The authors possess the exact data for this test. For the HCP dataset, the empirical fMRI data were explicitly separated into two halves: "fit 2" (the first half of the fMRI runs) and "fit 3" (the second half). They correlated these two halves to establish a "noise ceiling," the maximum possible reliability of the data. Looking at their results in Figure 2b, the correlation of the deepRetinotopy predictions falls below this noise ceiling. This means that the noisy functional Half 1 actually predicts functional Half 2 better than the anatomical model does.
The authors should state this explicitly. A side-by-side plot of Half 1 predicting Half 2 versus deepRetinotopy predicting Half 2 would show that the anatomical model regularizes map location well, but misses reliable subject-specific variation that anatomy alone cannot capture.
(4) The Hemodynamic Response Function
The assumptions used to generate the original empirical maps are permanently baked into the deep learning model.

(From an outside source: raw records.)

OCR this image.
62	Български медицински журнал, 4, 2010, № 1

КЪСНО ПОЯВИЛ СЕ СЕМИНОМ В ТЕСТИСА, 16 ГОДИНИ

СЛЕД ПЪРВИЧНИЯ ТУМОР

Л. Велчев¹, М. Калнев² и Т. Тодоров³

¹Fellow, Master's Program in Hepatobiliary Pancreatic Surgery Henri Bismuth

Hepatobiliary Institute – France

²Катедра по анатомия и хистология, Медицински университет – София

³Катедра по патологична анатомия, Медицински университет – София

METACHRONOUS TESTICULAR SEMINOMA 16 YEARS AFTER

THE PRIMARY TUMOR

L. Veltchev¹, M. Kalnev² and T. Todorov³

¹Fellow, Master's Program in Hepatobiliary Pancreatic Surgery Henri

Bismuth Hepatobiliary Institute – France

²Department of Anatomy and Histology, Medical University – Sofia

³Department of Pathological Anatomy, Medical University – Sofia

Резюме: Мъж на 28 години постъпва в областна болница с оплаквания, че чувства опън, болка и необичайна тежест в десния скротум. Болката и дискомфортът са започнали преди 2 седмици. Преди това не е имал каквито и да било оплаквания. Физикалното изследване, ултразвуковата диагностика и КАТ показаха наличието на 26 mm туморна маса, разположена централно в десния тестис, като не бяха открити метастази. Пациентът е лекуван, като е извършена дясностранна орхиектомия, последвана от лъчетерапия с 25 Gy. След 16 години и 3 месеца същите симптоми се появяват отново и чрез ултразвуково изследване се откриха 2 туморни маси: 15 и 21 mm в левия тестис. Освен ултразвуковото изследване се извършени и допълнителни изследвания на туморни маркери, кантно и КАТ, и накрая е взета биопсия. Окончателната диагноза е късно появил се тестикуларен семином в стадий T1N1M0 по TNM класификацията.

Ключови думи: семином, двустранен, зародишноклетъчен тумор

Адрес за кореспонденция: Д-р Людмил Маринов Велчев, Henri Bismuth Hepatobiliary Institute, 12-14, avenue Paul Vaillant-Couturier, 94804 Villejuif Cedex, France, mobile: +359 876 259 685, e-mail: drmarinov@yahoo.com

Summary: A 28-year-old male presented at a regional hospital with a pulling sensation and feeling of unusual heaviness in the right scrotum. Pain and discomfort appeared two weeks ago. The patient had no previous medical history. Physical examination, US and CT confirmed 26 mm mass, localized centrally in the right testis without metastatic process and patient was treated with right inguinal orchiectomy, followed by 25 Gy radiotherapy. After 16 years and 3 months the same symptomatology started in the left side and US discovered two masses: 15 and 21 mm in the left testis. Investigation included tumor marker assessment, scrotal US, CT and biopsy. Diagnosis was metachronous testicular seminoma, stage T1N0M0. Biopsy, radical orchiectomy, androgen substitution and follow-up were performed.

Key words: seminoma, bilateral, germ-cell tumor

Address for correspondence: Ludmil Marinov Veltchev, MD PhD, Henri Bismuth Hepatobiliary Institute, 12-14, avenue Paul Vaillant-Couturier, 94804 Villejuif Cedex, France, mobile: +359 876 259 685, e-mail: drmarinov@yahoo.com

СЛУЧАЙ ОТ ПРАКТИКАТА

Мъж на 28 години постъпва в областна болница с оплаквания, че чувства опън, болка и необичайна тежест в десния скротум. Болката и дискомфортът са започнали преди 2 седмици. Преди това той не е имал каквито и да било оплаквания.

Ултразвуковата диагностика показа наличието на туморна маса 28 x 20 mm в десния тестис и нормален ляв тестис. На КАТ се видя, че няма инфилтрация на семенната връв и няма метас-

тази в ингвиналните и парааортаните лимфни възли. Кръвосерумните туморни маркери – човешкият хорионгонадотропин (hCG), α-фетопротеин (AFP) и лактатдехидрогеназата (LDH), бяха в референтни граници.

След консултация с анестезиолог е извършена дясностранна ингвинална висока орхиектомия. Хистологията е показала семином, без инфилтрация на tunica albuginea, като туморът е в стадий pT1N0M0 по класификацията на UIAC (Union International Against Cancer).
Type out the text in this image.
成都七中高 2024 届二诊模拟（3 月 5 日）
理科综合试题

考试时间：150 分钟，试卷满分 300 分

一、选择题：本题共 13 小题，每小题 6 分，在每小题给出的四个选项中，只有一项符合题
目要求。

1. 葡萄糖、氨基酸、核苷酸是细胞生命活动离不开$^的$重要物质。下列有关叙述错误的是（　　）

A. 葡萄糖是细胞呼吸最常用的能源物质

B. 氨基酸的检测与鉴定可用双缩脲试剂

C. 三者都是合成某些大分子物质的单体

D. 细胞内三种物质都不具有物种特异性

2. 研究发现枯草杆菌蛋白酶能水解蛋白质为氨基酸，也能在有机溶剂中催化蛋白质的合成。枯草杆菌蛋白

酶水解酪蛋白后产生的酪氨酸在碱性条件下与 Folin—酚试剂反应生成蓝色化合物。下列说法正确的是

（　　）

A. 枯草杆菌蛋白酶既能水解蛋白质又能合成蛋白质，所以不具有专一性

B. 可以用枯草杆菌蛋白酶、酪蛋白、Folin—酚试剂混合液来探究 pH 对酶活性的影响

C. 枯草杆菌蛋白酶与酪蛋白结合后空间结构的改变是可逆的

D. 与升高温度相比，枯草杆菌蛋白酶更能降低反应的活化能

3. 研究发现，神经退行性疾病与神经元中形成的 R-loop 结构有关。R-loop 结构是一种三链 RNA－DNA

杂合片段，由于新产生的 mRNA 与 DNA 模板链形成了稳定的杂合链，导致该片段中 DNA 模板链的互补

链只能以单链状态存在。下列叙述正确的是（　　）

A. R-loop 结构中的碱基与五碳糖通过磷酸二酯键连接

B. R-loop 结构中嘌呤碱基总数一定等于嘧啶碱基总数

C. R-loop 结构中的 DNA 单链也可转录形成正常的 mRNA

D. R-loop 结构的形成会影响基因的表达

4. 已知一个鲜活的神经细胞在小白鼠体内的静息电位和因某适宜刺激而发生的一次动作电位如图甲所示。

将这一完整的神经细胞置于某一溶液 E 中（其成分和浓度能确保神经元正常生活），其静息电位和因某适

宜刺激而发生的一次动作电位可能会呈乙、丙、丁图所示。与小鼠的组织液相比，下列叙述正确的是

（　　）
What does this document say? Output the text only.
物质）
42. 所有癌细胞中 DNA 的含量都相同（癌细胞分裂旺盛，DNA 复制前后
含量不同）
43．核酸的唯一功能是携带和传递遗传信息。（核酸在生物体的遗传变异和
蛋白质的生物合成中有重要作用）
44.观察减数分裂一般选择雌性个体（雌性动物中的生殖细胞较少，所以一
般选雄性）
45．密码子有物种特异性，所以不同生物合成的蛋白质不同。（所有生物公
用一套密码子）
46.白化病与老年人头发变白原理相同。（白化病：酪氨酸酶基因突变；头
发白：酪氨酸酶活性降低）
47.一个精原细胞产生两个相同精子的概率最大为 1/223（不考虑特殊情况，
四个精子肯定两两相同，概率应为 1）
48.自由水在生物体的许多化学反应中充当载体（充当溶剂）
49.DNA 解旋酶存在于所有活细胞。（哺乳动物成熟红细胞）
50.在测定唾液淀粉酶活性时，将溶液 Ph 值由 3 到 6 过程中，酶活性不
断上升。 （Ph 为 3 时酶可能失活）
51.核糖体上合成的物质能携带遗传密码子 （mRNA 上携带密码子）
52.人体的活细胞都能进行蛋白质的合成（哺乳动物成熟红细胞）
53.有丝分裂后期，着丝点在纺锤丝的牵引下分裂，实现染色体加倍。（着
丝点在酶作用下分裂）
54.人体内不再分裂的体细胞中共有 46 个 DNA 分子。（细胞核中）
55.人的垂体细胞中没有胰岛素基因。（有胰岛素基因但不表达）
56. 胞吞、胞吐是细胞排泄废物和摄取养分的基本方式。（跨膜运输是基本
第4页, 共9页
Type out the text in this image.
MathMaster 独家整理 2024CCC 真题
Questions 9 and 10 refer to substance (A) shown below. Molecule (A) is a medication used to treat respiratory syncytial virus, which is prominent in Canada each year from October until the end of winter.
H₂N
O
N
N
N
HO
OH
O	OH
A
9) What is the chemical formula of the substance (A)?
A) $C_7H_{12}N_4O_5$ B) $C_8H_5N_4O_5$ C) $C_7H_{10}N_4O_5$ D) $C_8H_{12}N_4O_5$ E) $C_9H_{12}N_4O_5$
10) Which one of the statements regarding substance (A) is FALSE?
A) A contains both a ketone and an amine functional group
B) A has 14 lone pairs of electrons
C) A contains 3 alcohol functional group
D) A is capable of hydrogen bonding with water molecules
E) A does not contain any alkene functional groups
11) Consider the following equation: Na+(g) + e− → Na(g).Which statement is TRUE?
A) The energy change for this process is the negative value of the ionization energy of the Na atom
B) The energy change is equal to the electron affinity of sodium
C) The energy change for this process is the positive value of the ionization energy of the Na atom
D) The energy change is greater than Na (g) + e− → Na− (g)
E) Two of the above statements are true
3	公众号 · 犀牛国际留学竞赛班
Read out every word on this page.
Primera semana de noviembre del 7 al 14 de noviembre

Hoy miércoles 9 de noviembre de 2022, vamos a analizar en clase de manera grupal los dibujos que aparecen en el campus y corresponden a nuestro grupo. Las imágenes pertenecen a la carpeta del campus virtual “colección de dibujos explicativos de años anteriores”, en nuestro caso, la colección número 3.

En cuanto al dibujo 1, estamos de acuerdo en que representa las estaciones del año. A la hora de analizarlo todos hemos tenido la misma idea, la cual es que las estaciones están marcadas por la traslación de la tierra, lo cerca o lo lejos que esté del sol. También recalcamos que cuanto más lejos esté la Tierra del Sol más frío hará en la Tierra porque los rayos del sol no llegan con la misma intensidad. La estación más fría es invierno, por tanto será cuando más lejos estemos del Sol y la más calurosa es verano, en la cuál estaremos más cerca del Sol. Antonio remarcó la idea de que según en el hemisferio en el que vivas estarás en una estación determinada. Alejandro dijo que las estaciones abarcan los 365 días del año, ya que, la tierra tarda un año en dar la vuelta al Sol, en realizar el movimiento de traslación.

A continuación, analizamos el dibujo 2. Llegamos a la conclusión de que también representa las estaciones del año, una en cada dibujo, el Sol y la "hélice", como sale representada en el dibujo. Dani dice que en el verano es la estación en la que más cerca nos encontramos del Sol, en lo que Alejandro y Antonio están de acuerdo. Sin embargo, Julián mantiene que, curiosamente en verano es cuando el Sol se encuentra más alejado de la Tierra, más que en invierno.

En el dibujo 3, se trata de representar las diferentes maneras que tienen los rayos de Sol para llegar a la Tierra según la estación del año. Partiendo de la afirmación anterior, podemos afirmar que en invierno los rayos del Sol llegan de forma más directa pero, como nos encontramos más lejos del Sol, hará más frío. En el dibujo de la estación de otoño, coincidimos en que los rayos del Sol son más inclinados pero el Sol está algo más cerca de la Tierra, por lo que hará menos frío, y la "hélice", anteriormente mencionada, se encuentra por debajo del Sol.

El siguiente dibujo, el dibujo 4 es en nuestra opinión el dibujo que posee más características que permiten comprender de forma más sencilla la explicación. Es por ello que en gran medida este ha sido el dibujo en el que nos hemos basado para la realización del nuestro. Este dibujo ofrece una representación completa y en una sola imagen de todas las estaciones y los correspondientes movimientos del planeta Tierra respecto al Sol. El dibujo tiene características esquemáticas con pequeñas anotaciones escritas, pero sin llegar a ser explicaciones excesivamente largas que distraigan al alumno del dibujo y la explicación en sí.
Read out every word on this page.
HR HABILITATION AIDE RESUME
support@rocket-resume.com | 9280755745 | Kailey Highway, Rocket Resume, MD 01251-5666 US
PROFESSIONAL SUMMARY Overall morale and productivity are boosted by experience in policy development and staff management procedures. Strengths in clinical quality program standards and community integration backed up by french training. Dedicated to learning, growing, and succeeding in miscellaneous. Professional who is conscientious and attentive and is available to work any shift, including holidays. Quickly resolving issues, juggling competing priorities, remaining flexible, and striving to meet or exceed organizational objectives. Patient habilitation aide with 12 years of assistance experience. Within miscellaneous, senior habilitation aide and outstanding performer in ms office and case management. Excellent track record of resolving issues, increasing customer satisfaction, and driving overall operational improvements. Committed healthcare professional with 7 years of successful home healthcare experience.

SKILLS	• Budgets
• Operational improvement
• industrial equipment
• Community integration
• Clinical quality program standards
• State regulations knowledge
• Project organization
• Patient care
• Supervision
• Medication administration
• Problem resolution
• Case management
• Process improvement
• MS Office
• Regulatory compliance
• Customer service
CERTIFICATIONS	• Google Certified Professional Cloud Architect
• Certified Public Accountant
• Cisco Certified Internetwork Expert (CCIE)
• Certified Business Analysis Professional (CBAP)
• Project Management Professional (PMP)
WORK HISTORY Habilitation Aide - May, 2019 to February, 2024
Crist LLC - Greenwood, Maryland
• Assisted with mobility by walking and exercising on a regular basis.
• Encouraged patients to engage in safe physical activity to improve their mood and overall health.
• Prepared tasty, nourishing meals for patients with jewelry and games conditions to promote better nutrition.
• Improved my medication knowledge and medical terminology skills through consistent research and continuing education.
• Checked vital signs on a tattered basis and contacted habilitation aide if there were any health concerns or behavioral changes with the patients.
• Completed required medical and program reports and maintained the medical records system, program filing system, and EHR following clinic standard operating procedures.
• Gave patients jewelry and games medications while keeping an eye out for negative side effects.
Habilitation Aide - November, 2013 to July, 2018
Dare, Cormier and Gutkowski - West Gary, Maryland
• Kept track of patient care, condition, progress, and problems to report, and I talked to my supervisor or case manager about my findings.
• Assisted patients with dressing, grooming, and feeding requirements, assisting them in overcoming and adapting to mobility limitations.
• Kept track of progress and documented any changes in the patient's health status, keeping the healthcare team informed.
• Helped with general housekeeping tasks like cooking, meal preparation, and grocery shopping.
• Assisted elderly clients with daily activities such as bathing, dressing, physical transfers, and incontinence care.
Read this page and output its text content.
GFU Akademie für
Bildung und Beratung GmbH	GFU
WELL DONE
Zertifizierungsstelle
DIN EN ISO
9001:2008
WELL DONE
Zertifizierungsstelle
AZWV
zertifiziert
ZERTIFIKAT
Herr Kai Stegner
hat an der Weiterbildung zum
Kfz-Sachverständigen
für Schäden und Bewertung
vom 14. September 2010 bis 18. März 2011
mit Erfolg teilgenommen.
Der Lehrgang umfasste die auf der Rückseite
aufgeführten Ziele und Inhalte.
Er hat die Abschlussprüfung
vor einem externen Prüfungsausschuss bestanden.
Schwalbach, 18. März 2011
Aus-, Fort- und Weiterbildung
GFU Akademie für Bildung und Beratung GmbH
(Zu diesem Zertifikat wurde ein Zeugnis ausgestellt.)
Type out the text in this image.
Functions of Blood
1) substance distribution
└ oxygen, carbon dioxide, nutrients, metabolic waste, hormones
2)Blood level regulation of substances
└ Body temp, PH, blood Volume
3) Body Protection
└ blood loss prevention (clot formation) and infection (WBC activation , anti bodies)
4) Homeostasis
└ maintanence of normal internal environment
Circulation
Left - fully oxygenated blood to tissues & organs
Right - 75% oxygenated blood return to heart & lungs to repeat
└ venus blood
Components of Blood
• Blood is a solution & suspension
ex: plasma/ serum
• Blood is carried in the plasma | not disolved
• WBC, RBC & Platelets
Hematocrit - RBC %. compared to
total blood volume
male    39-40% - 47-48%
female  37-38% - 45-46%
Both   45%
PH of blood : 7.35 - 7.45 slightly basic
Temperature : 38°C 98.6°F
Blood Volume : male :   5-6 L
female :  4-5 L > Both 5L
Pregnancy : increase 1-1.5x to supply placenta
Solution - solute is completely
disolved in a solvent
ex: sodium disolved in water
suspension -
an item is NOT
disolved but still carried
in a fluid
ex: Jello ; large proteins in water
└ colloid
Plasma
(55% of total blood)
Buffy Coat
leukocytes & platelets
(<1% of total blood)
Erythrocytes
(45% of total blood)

However, the authors explicitly mention the hemodynamic response function (HRF) only once, noting in the Methods that the modeled time series was "convolved with a canonical hemodynamic response function."
Beyond this single mention, there is no direct discussion of how the assumption of a single canonical HRF across all 161 HCP training subjects might have systematically impacted or biased the network's predictions. The authors address cross-dataset differences broadly under the umbrella of "experimental design" and "fMRI preprocessing pipeline" biases, but the HRF is a core biological property that mediates the connection between the anatomy and the data. The authors should explicitly discuss how this canonical assumption limits or biases the resulting deepRetinotopy network.
(5) Scoping the Input Data and Normative Use
The authors use FreeSurfer to generate a mean curvature map for the entire midthickness cortical surface. This full-hemisphere curvature map is resampled to a standard template surface space (32k_fs_LR), acting as the data frame that feeds input features into the neural network. However, while the network receives the full geometric structure of the hemisphere, it is explicitly trained to predict retinotopic parameters only within a restricted posterior ROI, based on the Wang et al. atlas and containing roughly 3,200 vertices per hemisphere.
A useful experiment to try, and perhaps the authors have already considered this, would be to restrict the input features exclusively to the posterior vertices. Including all anterior vertices may make it harder for the network to fit the localized visual data. A brief commentary on why the full hemisphere was retained as input could be highly informative for researchers adapting this geometric deep learning pipeline.